LECTURESHIPS
Kotz Lecture
Dr. Roald Hoffmann of Cornell University delivered the inaugural Kotz Lecture at SUNY Oneonta in September 2011. His presentation, titled “Indigo, a Tale of Craft, Religion, History, Science, and Culture,” focused on the history and importance of indigo pigment in world affairs and how it has served remarkably to intertwine fashion, power and chemistry.
Born in Zloczow, Poland in 1937, Hoffmann immigrated to the U.S. in 1949. He earned a Ph.D. in chemistry from Harvard University in 1962 and has been a member of the Cornell University faculty since 1965. In 1981, Hoffmann won the Nobel Prize in chemistry, an honor he shared with Dr. Kenichi Fukui of Japan’s Kyoto University.

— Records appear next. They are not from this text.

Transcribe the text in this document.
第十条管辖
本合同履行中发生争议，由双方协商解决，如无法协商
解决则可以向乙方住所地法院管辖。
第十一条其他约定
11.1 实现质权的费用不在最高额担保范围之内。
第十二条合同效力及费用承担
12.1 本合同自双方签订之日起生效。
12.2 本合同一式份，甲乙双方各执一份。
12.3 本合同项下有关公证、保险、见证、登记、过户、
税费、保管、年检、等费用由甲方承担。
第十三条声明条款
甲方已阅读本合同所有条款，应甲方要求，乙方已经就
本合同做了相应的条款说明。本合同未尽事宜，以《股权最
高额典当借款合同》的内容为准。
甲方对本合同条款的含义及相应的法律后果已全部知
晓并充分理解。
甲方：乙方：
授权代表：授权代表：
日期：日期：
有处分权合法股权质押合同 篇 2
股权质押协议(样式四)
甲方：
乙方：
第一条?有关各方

The Kotz lecture is made possible by the John Kotz Fund for Innovations in Science Education. Endowed in 2005, the Kotz Fund was named in honor of SUNY Oneonta Distinguished Teaching Professor Emeritus John “Jack” Kotz, co-author of one of the most popular general chemistry textbooks in the nation. Dr. Kotz’s children, David and Peter Kotz, established the fund to support lectures and seminars on basic or applied science and science education.
Kaufmann Lecture
Global warming expert Dr. Eban Goodstein delivered SUNY Oneonta’s 12th annual Cornell-Gladstone-Hanlon-Kaufmann Lecture on Environmental Education and Communication in October 2012. Goodstein directs two national educational initiatives on global warming, C2C and The National Climate Seminar, and is the director of the Bard Center for Environmental Policy at Bard College in Annandale-on-Hudson, N.Y. In recent years, he has coordinated more than 2,500 climate education events, and his book “Economics and the Environment,” now in its sixth edition, is a widely used college text.
The Cornell-Gladstone-Hanlon-Kaufmann Annual Lectureship on Environmental Education and Communication was established by Virginia and William Kaufmann through a gift to the College at Oneonta Foundation in 1999. The lecture series is named in honor of several families from the Oneonta and Stamford areas who exemplified an enduring love and appreciation for the natural resources of the Catskill region. Virginia Kaufmann was a 1944 SUNY Oneonta graduate.